Whisk together eggs and heavy cream until light and fluffy. Add salt and pepper until well-combined. Stir in cheese. Pour into pie shells and top with cubed bacon or ham and a sprinkle of chives. Bake for for 15-20 minutes until the egg mixture is set. Remove from the oven and let rest about 5 minutes before serving.
•Fresh Spring Rolls
1 package of 12 spring roll rice paper wrappers
1 large carrot, peeled and grated
1 large cucumber, peeled and julienned
½ cup finely chopped purple cabbage
1 avocado, sliced
5 large green lettuce leaves (romaine, butter, etc), torn in half
24 medium cooked shrimp, peeled and sliced in half length-wise
Hoisin or satay dipping sauce
Pour warm water into a 9-inch round baking pan or bowl.
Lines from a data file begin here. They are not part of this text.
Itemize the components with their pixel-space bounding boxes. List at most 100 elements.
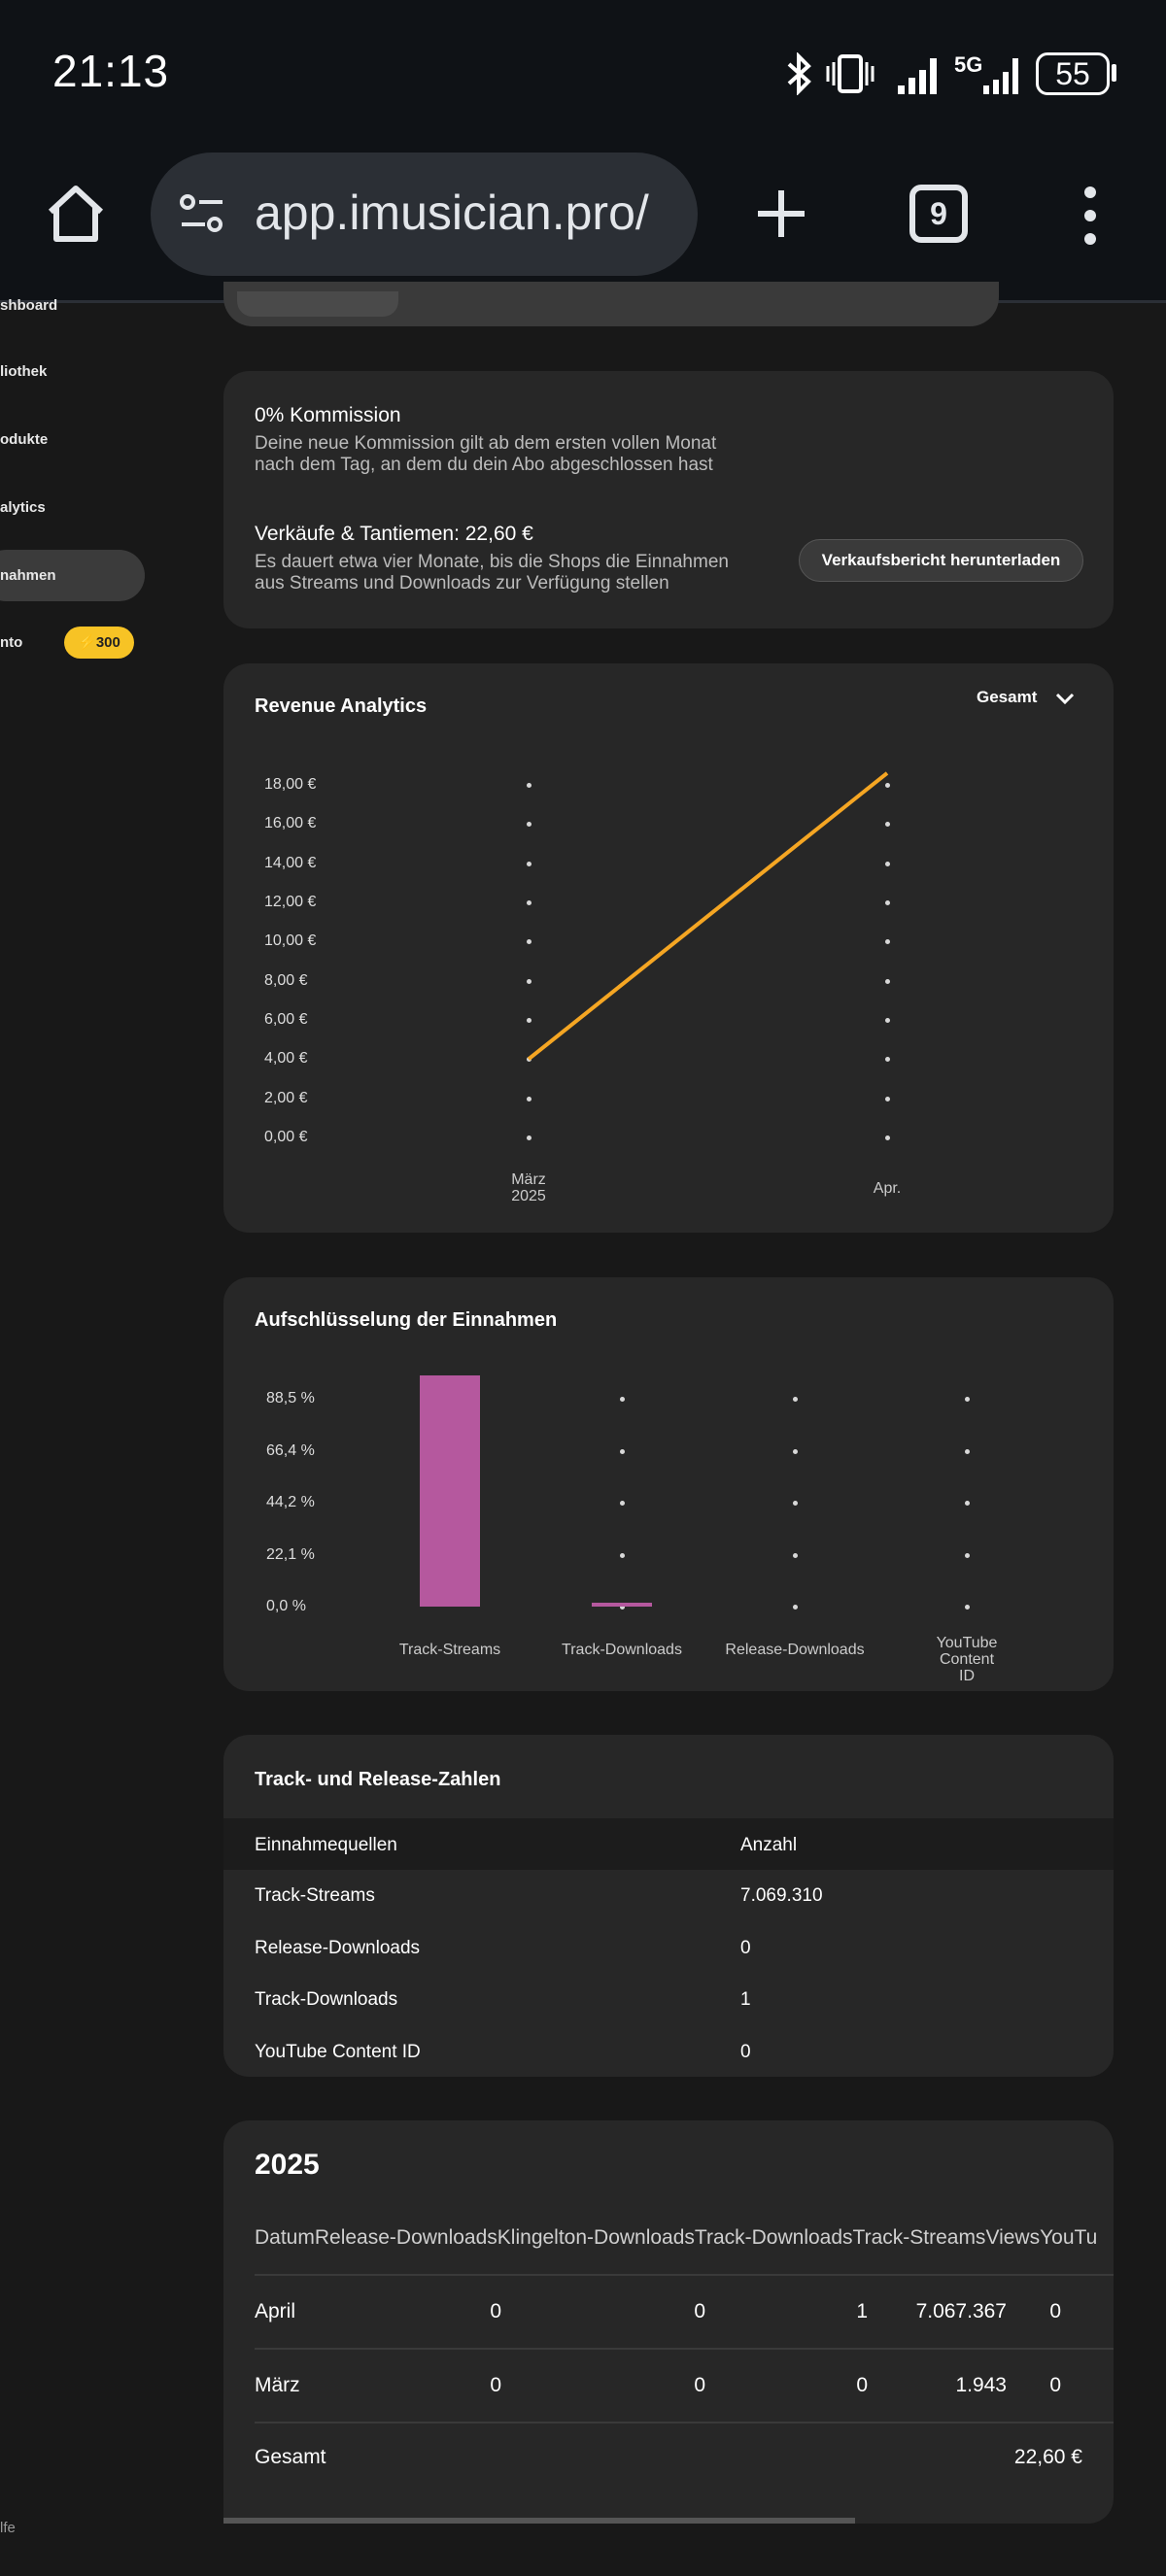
row-klingelton-downloads: 0 bbox=[694, 2374, 705, 2396]
x-tick-label: YouTube Content ID bbox=[936, 1635, 998, 1684]
y-tick-label: 4,00 € bbox=[264, 1050, 308, 1068]
home-icon[interactable] bbox=[45, 183, 107, 245]
row-views: 0 bbox=[1049, 2300, 1061, 2322]
commission-card: 0% Kommission Deine neue Kommission gilt… bbox=[223, 371, 1114, 628]
download-report-button[interactable]: Verkaufsbericht herunterladen bbox=[799, 539, 1083, 582]
row-track-downloads: 0 bbox=[856, 2374, 868, 2396]
row-views: 0 bbox=[1049, 2374, 1061, 2396]
grid-dot bbox=[885, 1018, 890, 1023]
y-tick-label: 8,00 € bbox=[264, 971, 308, 989]
y-tick-label: 22,1 % bbox=[266, 1545, 315, 1563]
tab-switcher-button[interactable]: 9 bbox=[909, 185, 968, 243]
grid-dot bbox=[527, 1018, 532, 1023]
credits-count: 300 bbox=[95, 634, 120, 651]
grid-dot bbox=[885, 822, 890, 828]
chevron-down-icon bbox=[1056, 693, 1075, 704]
battery-indicator: 55 bbox=[1036, 52, 1110, 95]
divider bbox=[255, 2422, 1114, 2423]
site-settings-icon[interactable] bbox=[178, 193, 226, 234]
x-tick-label: Apr. bbox=[873, 1180, 902, 1197]
sidebar-item-einnahmen[interactable] bbox=[0, 550, 145, 601]
divider bbox=[255, 2348, 1114, 2350]
y-tick-label: 16,00 € bbox=[264, 815, 317, 832]
total-label: Gesamt bbox=[255, 2446, 326, 2468]
grid-dot bbox=[885, 939, 890, 945]
grid-dot bbox=[965, 1605, 970, 1610]
new-tab-icon[interactable] bbox=[754, 186, 808, 241]
y-tick-label: 12,00 € bbox=[264, 894, 317, 910]
grid-dot bbox=[793, 1552, 798, 1558]
row-track-downloads: 1 bbox=[856, 2300, 868, 2322]
counts-header-row bbox=[223, 1818, 1114, 1870]
x-tick-label: Track-Downloads bbox=[562, 1642, 682, 1658]
address-bar[interactable] bbox=[151, 153, 698, 276]
lightning-icon: ⚡ bbox=[78, 634, 96, 651]
horizontal-scrollbar[interactable] bbox=[223, 2518, 855, 2524]
period-dropdown-value: Gesamt bbox=[977, 688, 1038, 706]
commission-title: 0% Kommission bbox=[255, 404, 401, 426]
sidebar-item-hilfe[interactable]: lfe bbox=[0, 2520, 16, 2536]
x-tick-label: Release-Downloads bbox=[725, 1642, 865, 1658]
counts-row-label: Track-Downloads bbox=[255, 1989, 398, 2010]
counts-row-label: Release-Downloads bbox=[255, 1938, 421, 1958]
grid-dot bbox=[793, 1605, 798, 1610]
grid-dot bbox=[527, 900, 532, 905]
grid-dot bbox=[527, 822, 532, 828]
breakdown-title: Aufschlüsselung der Einnahmen bbox=[255, 1309, 558, 1331]
total-value: 22,60 € bbox=[1013, 2446, 1082, 2468]
credits-badge[interactable]: ⚡300 bbox=[64, 627, 134, 659]
more-menu-icon[interactable] bbox=[1079, 185, 1102, 247]
row-klingelton-downloads: 0 bbox=[694, 2300, 705, 2322]
y-tick-label: 44,2 % bbox=[266, 1494, 315, 1511]
counts-row-value: 0 bbox=[740, 2042, 751, 2062]
grid-dot bbox=[620, 1397, 625, 1403]
col-views: Views bbox=[985, 2226, 1041, 2249]
commission-text-1: Deine neue Kommission gilt ab dem ersten… bbox=[255, 433, 717, 454]
grid-dot bbox=[620, 1552, 625, 1558]
tab-count: 9 bbox=[930, 196, 947, 231]
sidebar-item-konto[interactable]: nto bbox=[0, 634, 23, 651]
bar bbox=[420, 1375, 480, 1607]
year-table-header: Datum Release-Downloads Klingelton-Downl… bbox=[255, 2226, 1114, 2250]
line-plot bbox=[527, 771, 889, 1061]
grid-dot bbox=[527, 861, 532, 866]
grid-dot bbox=[793, 1501, 798, 1507]
row-date: April bbox=[255, 2300, 296, 2322]
network-type: 5G bbox=[954, 52, 983, 77]
counts-row-label: Track-Streams bbox=[255, 1885, 375, 1906]
grid-dot bbox=[527, 1135, 532, 1140]
url-text[interactable]: app.imusician.pro/ bbox=[255, 186, 649, 240]
row-date: März bbox=[255, 2374, 300, 2396]
grid-dot bbox=[965, 1397, 970, 1403]
col-klingelton-downloads: Klingelton-Downloads bbox=[497, 2226, 695, 2249]
revenue-line-chart: 0,00 € 2,00 € 4,00 € 6,00 € 8,00 € 10,00 € 12,… bbox=[223, 663, 1114, 1233]
period-dropdown[interactable]: Gesamt bbox=[977, 688, 1075, 707]
row-release-downloads: 0 bbox=[490, 2374, 501, 2396]
counts-row-value: 0 bbox=[740, 1938, 751, 1958]
grid-dot bbox=[793, 1448, 798, 1454]
grid-dot bbox=[793, 1397, 798, 1403]
grid-dot bbox=[885, 783, 890, 788]
sidebar-item-dashboard[interactable]: shboard bbox=[0, 297, 58, 314]
grid-dot bbox=[885, 1057, 890, 1063]
grid-dot bbox=[965, 1552, 970, 1558]
grid-dot bbox=[885, 900, 890, 905]
y-tick-label: 14,00 € bbox=[264, 854, 317, 871]
sidebar-item-bibliothek[interactable]: liothek bbox=[0, 363, 48, 380]
sales-text-2: aus Streams und Downloads zur Verfügung … bbox=[255, 573, 669, 593]
sidebar-item-produkte[interactable]: odukte bbox=[0, 431, 49, 448]
breakdown-card: Aufschlüsselung der Einnahmen 0,0 % 22,1 … bbox=[223, 1277, 1114, 1691]
grid-dot bbox=[620, 1448, 625, 1454]
row-track-streams: 7.067.367 bbox=[915, 2300, 1007, 2322]
year-table-card bbox=[223, 2120, 1114, 2524]
counts-card: Track- und Release-Zahlen bbox=[223, 1735, 1114, 2077]
grid-dot bbox=[965, 1448, 970, 1454]
sales-title: Verkäufe & Tantiemen: 22,60 € bbox=[255, 523, 533, 545]
signal-5g-icon bbox=[983, 58, 1018, 94]
sidebar-item-analytics[interactable]: alytics bbox=[0, 499, 46, 516]
col-release-downloads: Release-Downloads bbox=[314, 2226, 497, 2249]
previous-card-button[interactable] bbox=[237, 291, 398, 317]
y-tick-label: 88,5 % bbox=[266, 1390, 315, 1407]
row-release-downloads: 0 bbox=[490, 2300, 501, 2322]
grid-dot bbox=[527, 978, 532, 984]
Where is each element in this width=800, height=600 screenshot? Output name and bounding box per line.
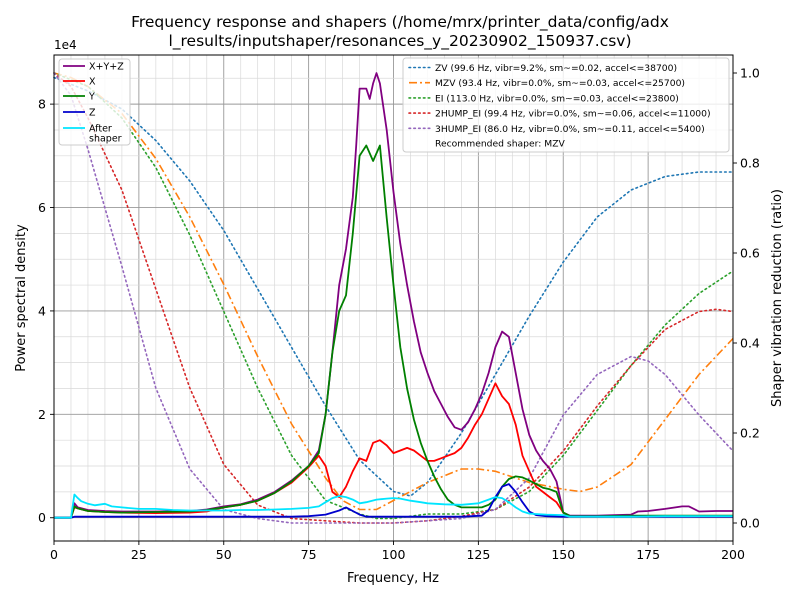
legend-psd-label: After	[89, 124, 112, 135]
y2-tick-label: 0.2	[740, 426, 760, 441]
legend-shaper-label: 2HUMP_EI (99.4 Hz, vibr=0.0%, sm~=0.06, …	[435, 109, 711, 120]
y2-tick-label: 0.8	[740, 156, 760, 171]
y2-tick-label: 0.4	[740, 336, 760, 351]
x-tick-label: 100	[382, 547, 406, 562]
psd-line-y	[54, 144, 733, 519]
chart-title-line1: Frequency response and shapers (/home/mr…	[131, 13, 669, 32]
shaper-line-zv	[53, 76, 734, 497]
x-tick-label: 25	[131, 547, 147, 562]
legend-psd-label: X	[89, 77, 96, 88]
shaper-line-mzv	[53, 72, 734, 511]
x-tick-label: 75	[301, 547, 317, 562]
chart-title-line2: l_results/inputshaper/resonances_y_20230…	[168, 32, 631, 51]
x-axis-label: Frequency, Hz	[347, 571, 439, 586]
x-tick-label: 200	[721, 547, 745, 562]
plot-frame	[53, 54, 734, 542]
psd-line-z	[54, 483, 733, 519]
x-tick-label: 125	[466, 547, 490, 562]
legend-shaper-label: MZV (93.4 Hz, vibr=0.0%, sm~=0.03, accel…	[435, 78, 685, 89]
axes: 0 25 50 75 100 125 150 175 200 0 2 4 6 8 0.0 0.2 0.4 0.6 0…	[38, 66, 760, 563]
y2-tick-label: 1.0	[740, 66, 760, 81]
legend-shapers-frame	[402, 57, 730, 153]
y-scale-label: 1e4	[54, 38, 77, 52]
x-tick-label: 50	[216, 547, 232, 562]
shaper-line-2hump-ei	[53, 72, 734, 524]
legend-psd-label: Y	[88, 92, 95, 103]
x-tick-label: 175	[636, 547, 660, 562]
y-tick-label: 2	[38, 407, 46, 422]
y-tick-label: 0	[38, 510, 46, 525]
y2-tick-label: 0.6	[740, 246, 760, 261]
legend-psd-label: Z	[89, 108, 96, 119]
legend-shaper-label: EI (113.0 Hz, vibr=0.0%, sm~=0.03, accel…	[435, 93, 679, 104]
legend-shaper-label: 3HUMP_EI (86.0 Hz, vibr=0.0%, sm~=0.11, …	[435, 124, 705, 135]
psd-line-after-shaper	[54, 493, 733, 519]
legend-psd-label: X+Y+Z	[89, 62, 124, 73]
shaper-line-3hump-ei	[53, 72, 734, 524]
y-axis-label: Power spectral density	[14, 224, 29, 372]
x-tick-label: 150	[551, 547, 575, 562]
legend-psd-label: shaper	[89, 134, 122, 145]
y-tick-label: 6	[38, 200, 46, 215]
series-lines	[53, 72, 734, 524]
legend-shapers: ZV (99.6 Hz, vibr=9.2%, sm~=0.02, accel<…	[402, 57, 730, 153]
y2-tick-label: 0.0	[740, 516, 760, 531]
y-tick-label: 4	[38, 303, 46, 318]
recommended-shaper-text: Recommended shaper: MZV	[435, 139, 565, 150]
shaper-line-ei	[53, 72, 734, 520]
y2-axis-label: Shaper vibration reduction (ratio)	[770, 189, 785, 407]
legend-shaper-label: ZV (99.6 Hz, vibr=9.2%, sm~=0.02, accel<…	[435, 63, 677, 74]
x-tick-label: 0	[50, 547, 58, 562]
y-tick-label: 8	[38, 97, 46, 112]
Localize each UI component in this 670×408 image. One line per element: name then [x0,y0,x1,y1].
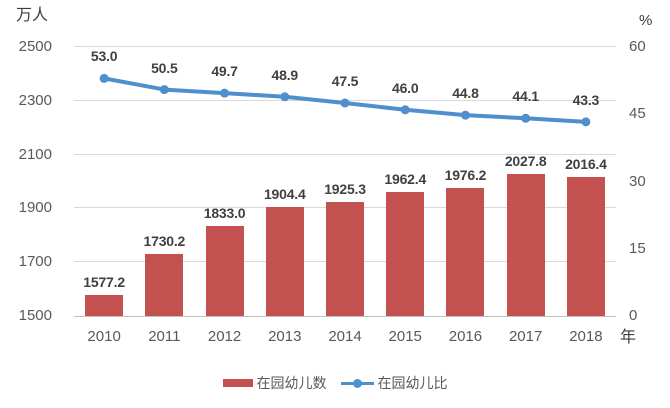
y-axis-left-tick-label: 2300 [18,91,52,109]
x-axis-category-label: 2015 [388,328,422,345]
line-point-marker [99,73,109,83]
bar-value-label: 2027.8 [504,153,547,170]
y-axis-right-tick-label: 60 [629,38,646,55]
bar [326,201,364,316]
line-point-marker [521,113,531,123]
y-axis-left-tick-label: 1900 [18,199,52,217]
gridline [74,46,616,47]
bar-value-label: 1976.2 [444,166,487,183]
bar-value-label: 1962.4 [384,170,427,187]
line-series-swatch [340,378,374,388]
x-axis-category-label: 2010 [87,328,121,345]
line-value-label: 46.0 [391,79,419,96]
bar-value-label: 1925.3 [324,180,366,197]
bar [85,295,124,316]
line-point-marker [400,105,410,115]
legend: 在园幼儿数 在园幼儿比 [0,371,670,395]
y-axis-left-tick-label: 2500 [18,38,52,55]
y-axis-left-tick-label: 1700 [18,253,52,271]
x-axis-category-label: 2012 [207,328,242,345]
legend-item-bar-series: 在园幼儿数 [222,374,327,392]
bar-value-label: 1577.2 [83,274,125,291]
legend-label-bar-series: 在园幼儿数 [256,375,327,391]
bar-value-label: 1833.0 [203,205,246,222]
bar [205,226,244,316]
bar [566,177,605,316]
x-axis-category-label: 2016 [448,328,483,345]
bar [506,174,545,316]
gridline [74,316,616,317]
x-axis-unit-label: 年 [620,329,637,346]
legend-item-line-series: 在园幼儿比 [340,374,448,392]
y-axis-left-tick-label: 1500 [18,307,52,324]
bar [145,254,184,316]
bar [386,191,425,316]
line-value-label: 44.1 [512,88,539,105]
y-axis-right-tick-label: 15 [629,239,646,257]
line-swatch-marker-dot [352,378,362,388]
x-axis-category-label: 2011 [148,328,181,345]
line-point-marker [581,117,591,127]
line-value-label: 48.9 [271,66,299,83]
line-value-label: 53.0 [90,48,118,65]
gridline [74,154,616,155]
legend-label-line-series: 在园幼儿比 [377,375,448,391]
y-axis-left-tick-label: 2100 [18,145,52,163]
line-value-label: 50.5 [151,59,178,76]
y-axis-right-tick-label: 30 [629,172,646,190]
x-axis-category-label: 2017 [508,328,543,345]
left-axis-unit-label: 万人 [16,7,49,24]
bar [265,207,304,316]
line-point-marker [159,85,169,95]
line-value-label: 49.7 [211,63,238,80]
line-point-marker [460,110,470,120]
line-value-label: 47.5 [331,73,359,90]
line-point-marker [220,88,230,98]
line-point-marker [340,98,350,108]
right-axis-unit-label: % [639,12,653,29]
bar-value-label: 2016.4 [565,156,607,173]
bar-series-swatch [222,379,253,387]
line-point-marker [280,92,290,102]
line-value-label: 44.8 [452,85,479,102]
y-axis-right-tick-label: 0 [629,307,638,324]
x-axis-category-label: 2013 [268,328,302,345]
y-axis-right-tick-label: 45 [629,105,646,123]
bar-value-label: 1904.4 [263,186,306,203]
x-axis-category-label: 2018 [569,328,603,345]
bar [446,187,485,316]
x-axis-category-label: 2014 [328,328,362,345]
bar-value-label: 1730.2 [143,233,186,250]
line-value-label: 43.3 [572,91,600,108]
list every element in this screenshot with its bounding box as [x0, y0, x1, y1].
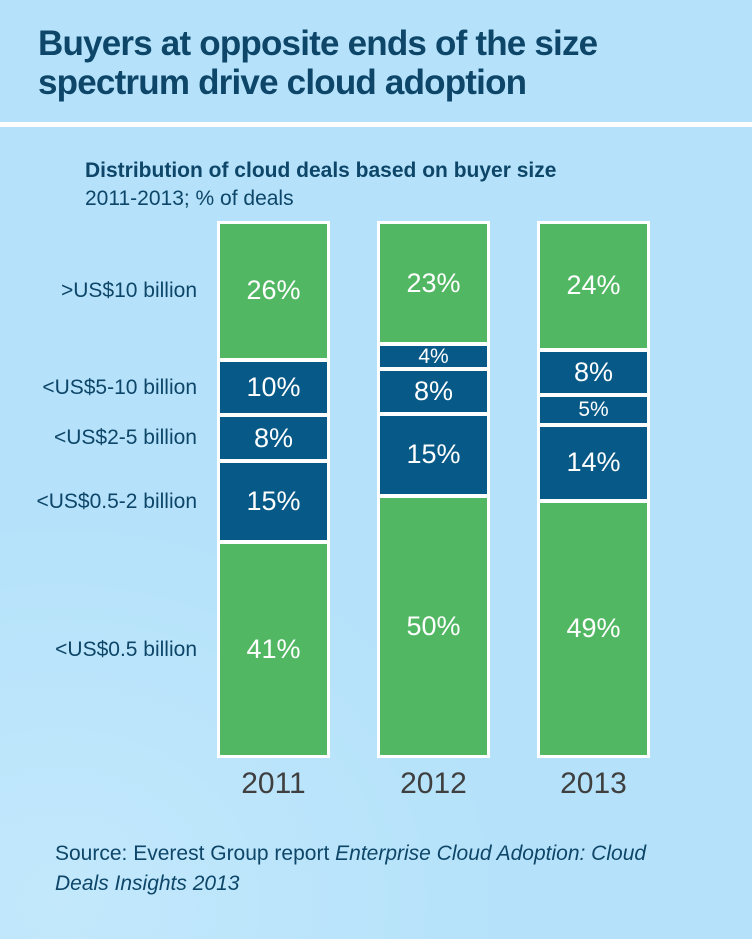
- segment-value-label: 15%: [246, 485, 301, 516]
- segment-value-label: 14%: [566, 447, 621, 478]
- segment-value-label: 8%: [573, 356, 614, 387]
- page-title: Buyers at opposite ends of the size spec…: [38, 24, 598, 102]
- segment-value-label: 5%: [578, 398, 609, 422]
- x-axis-label-2012: 2012: [400, 767, 467, 800]
- segment-value-label: 50%: [406, 610, 461, 641]
- segment-value-label: 4%: [418, 345, 449, 369]
- bar-column-2011: 26% 10% 8% 15% 41% 2011: [217, 221, 330, 801]
- bar-segment: 26%: [220, 224, 327, 358]
- segment-value-label: 10%: [246, 372, 301, 403]
- segment-value-label: 41%: [246, 633, 301, 664]
- segment-value-label: 24%: [566, 270, 621, 301]
- bar-segment: 10%: [220, 361, 327, 414]
- bar-segment: 24%: [540, 224, 647, 348]
- segment-value-label: 15%: [406, 439, 461, 470]
- bar-segment: 15%: [220, 462, 327, 540]
- bar-segment: 14%: [540, 426, 647, 499]
- stacked-bar-2012: 23% 4% 8% 15% 50%: [377, 221, 490, 758]
- x-axis-label-2013: 2013: [560, 767, 627, 800]
- chart-subtitle: 2011-2013; % of deals: [85, 187, 294, 210]
- x-axis-label-2011: 2011: [241, 767, 306, 800]
- source-note: Source: Everest Group report Enterprise …: [55, 839, 683, 899]
- bars: 26% 10% 8% 15% 41% 2011 23% 4% 8% 15% 50% 2012 24% 8%…: [217, 221, 650, 801]
- segment-value-label: 26%: [246, 275, 301, 306]
- category-label: >US$10 billion: [60, 279, 197, 302]
- segment-value-label: 8%: [413, 376, 454, 407]
- bar-segment: 15%: [380, 416, 487, 494]
- category-label: <US$2-5 billion: [53, 425, 197, 449]
- bar-segment: 5%: [540, 396, 647, 423]
- chart-title: Distribution of cloud deals based on buy…: [85, 159, 557, 182]
- category-label: <US$0.5-2 billion: [36, 489, 197, 513]
- bar-segment: 50%: [380, 497, 487, 755]
- category-label: <US$5-10 billion: [42, 376, 197, 399]
- bar-segment: 41%: [220, 543, 327, 756]
- bar-column-2012: 23% 4% 8% 15% 50% 2012: [377, 221, 490, 801]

Working with one at a time, submerge the rice paper wrapper into the warm water for 15-20 seconds (or whatever the package suggests). You want the wrapper to be soft, yet still slightly firm and pliable. Immediately remove from the water and lay out flat onto a work surface such as a large cutting board. Place 2 tablespoons of grated carrot, a few slices of cucumber, a sprinkle of cabbage, a slice of avocado and the picked herbs on the of bottom ½ of the rice paper in a 3 inch by 1 inch rectangle. Season vegetables with a pinch of salt and pepper. Lay ½ of a lettuce leaf on top of the veggies and 4 slices of shrimp in a row. Remember, do not overstuff the roll. Roll everything up tightly. To do so, gently pull up the bottom of the roll and roll over the filling. Then, roll and use your hands to tuck the filling in as you go. It's basically like you're rolling a burrito! Remember, you want a very tight roll. Serve with a dipping sauce of your choice.
1 (12 ounce) package of refrigerated biscuit dough
8 oz cream cheese, softened
1 (6 ounce) can crab meat, drained
2 tablespoons mayonnaise
1 egg yolk
2 tablespoons grated Parmesan cheese
½ cup shredded Cheddar cheese
2 finely chopped green onions
1 teaspoon Worcestershire sauce
Pinch of salt and pepper
1 pinch paprika
1 pinch of bay seasoning
Preheat oven to 375 degrees F. Lightly grease a 12 cup muffin pan.
Divide rolls in half, roll out and press into the prepared muffin pans. Set aside.
In a large bowl, combine cream cheese, crab, mayonnaise, egg yolk, Parmesan cheese, Cheddar cheese, green onions, Worcestershire sauce, and a pinch of salt and pepper. Spoon a heaping tablespoon of mixture into tarts and garnish with paprika and bay seasoning.
Bake at 375 degrees F for 18-20 minutes, or until light brown.
•Pear Apple Crisp
3 pears, peeled, halved, cored and thinly sliced
3 green apples, peeled, halved, cored and thinly sliced
4 tablespoons, plus ½ cup firmly packed light brown sugar
1 stick of unsalted butter, melted
1 tablespoon of fresh lemon juice
2 tablespoons, plus ¼ cup of all-purpose flour
¼ cup old-fashioned rolled oats
½ cup slivered almonds, chopped
¼ tsp. ground cinnamon
¼ tsp. ground ginger
1 pint vanilla ice cream
Preheat oven to 350°F. Grease 8” round or 1-qt baking dish.
In a large bowl, stir together the pears, apples, the 4 tablespoons brown sugar, 1 tablespoon of the melted butter, lemon juice, and 2 tablespoons of flour. Pour into baking dish.
In a separate bowl, stir together the remaining ¼ cup of flour, oats, the remaining ½ cup brown sugar, the almonds, cinnamon, and ginger. Stir in the remaining melted butter until you have evenly moistened crumbs. Spoon the crumb mixture evenly over the pear and apple filling.
Bake until the fruit is tender when tested with a fork, the juices are bubbling and the topping is golden brown, about 40 minutes. Let cool.
Serve the crisp warm or at room temperature with scoops of the vanilla ice cream.